Cuando por fin me enteré de que se iba a llamar Ángeles, lo confieso, casi tuve un ataque de risa. Y no solo porque aún me costaba creer que yo fuera a formar parte de ese proyecto, sino porque me preguntaba qué opinarían mis demonios si supieran que estaba a punto de unirme a las filas de sus antagonistas.
–Es un buen título –dijo Hugo, mi representante, que fue quien me había conseguido la prueba–. Corto, pegadizo... Y seguro que da para hacer una buena campaña de merchandising.
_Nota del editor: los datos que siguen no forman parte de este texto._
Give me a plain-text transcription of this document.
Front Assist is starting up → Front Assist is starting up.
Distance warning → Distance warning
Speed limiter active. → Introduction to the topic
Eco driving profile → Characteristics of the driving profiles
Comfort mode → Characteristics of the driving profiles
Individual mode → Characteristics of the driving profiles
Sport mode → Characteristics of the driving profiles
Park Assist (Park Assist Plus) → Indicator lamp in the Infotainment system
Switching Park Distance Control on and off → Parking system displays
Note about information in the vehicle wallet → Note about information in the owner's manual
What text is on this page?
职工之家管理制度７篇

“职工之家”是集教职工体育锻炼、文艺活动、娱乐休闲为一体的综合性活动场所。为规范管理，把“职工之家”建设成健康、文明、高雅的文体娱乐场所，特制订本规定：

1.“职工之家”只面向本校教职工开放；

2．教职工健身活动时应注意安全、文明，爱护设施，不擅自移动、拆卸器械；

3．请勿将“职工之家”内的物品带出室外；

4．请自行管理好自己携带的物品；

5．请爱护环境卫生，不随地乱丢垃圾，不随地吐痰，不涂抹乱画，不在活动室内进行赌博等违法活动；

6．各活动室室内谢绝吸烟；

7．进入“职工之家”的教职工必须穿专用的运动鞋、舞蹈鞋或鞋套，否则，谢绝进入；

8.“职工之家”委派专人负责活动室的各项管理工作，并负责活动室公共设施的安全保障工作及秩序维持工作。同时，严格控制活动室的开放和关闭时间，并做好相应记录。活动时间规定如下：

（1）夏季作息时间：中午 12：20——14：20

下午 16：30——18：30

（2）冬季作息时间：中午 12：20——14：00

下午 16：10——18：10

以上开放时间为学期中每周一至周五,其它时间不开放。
La chica que espera conmigo en la comisaría me enseña algo: es un llavero con las dos alas plateadas que forman el logo de la serie. Después creo que me hace una pregunta, pero estoy tan perdido en mis pensamientos –¿por qué siento que mi pasado se desborda en este inoportuno presente?– que me cuesta escuchar sus palabras.
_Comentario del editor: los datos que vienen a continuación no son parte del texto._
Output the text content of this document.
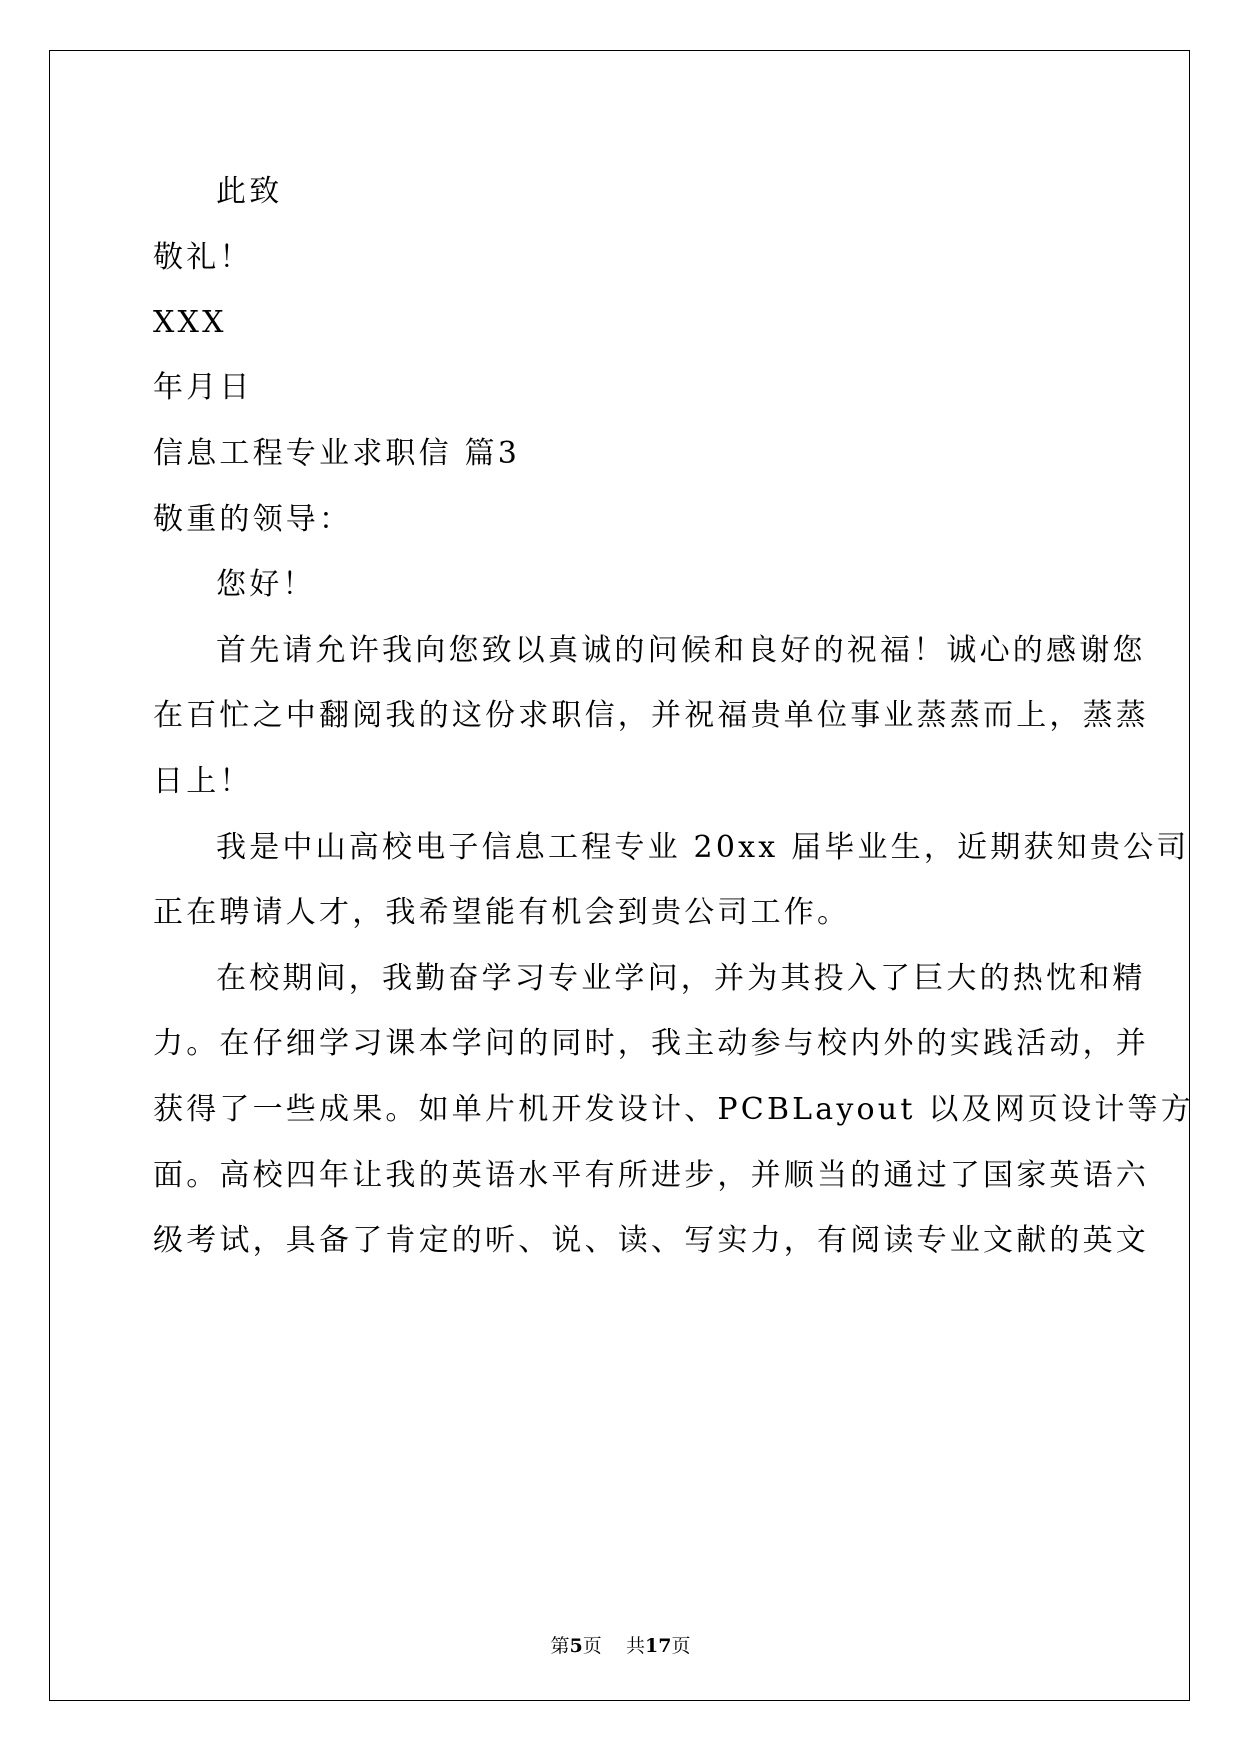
此致
敬礼！
XXX
年月日
信息工程专业求职信 篇3
敬重的领导：
您好！
首先请允许我向您致以真诚的问候和良好的祝福！诚心的感谢您
在百忙之中翻阅我的这份求职信，并祝福贵单位事业蒸蒸而上，蒸蒸
日上！
我是中山高校电子信息工程专业 20xx 届毕业生，近期获知贵公司
正在聘请人才，我希望能有机会到贵公司工作。
在校期间，我勤奋学习专业学问，并为其投入了巨大的热忱和精
力。在仔细学习课本学问的同时，我主动参与校内外的实践活动，并
获得了一些成果。如单片机开发设计、PCBLayout 以及网页设计等方
面。高校四年让我的英语水平有所进步，并顺当的通过了国家英语六
级考试，具备了肯定的听、说、读、写实力，有阅读专业文献的英文
第5页 共17页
Sonrío, como hago habitualmente cuando no entiendo a alguien.
Porque ahora mismo mi mente es incapaz de oír algo que no sea mi propia voz gritando con una mezcla de rabia –¿por qué a mí?– y de culpa –¿por qué yo, joder?, ¿por qué yo?
Pero la chica insiste. Tal vez quiere un autógrafo. O, peor aún, una fotografía.
Un estúpido selfi en el lugar más inoportuno del mundo.
No le respondo.
No pienso guardar ni un solo testimonio gráfico de mi presencia en este sitio.
Ni de esta noche.
Masculla algo entre dientes, sacude con rabia su llavero (debo de haberle parecido un imbécil) y se aleja de mí.
«Para el fandom de @Eric_Ángeles: es un borde, que lo sepáis. Canceladísimo desde hoy».
Envía su tuit con tanta rabia que, cuando aparece la notificación en la pantalla de mi móvil, casi puedo sentir cómo me golpea con sus palabras.
Igual que una bofetada.
Aparta la mirada y se apoya en el hombre que la acompaña. Sí, es su padre: tienen la misma nariz y una expresión similar.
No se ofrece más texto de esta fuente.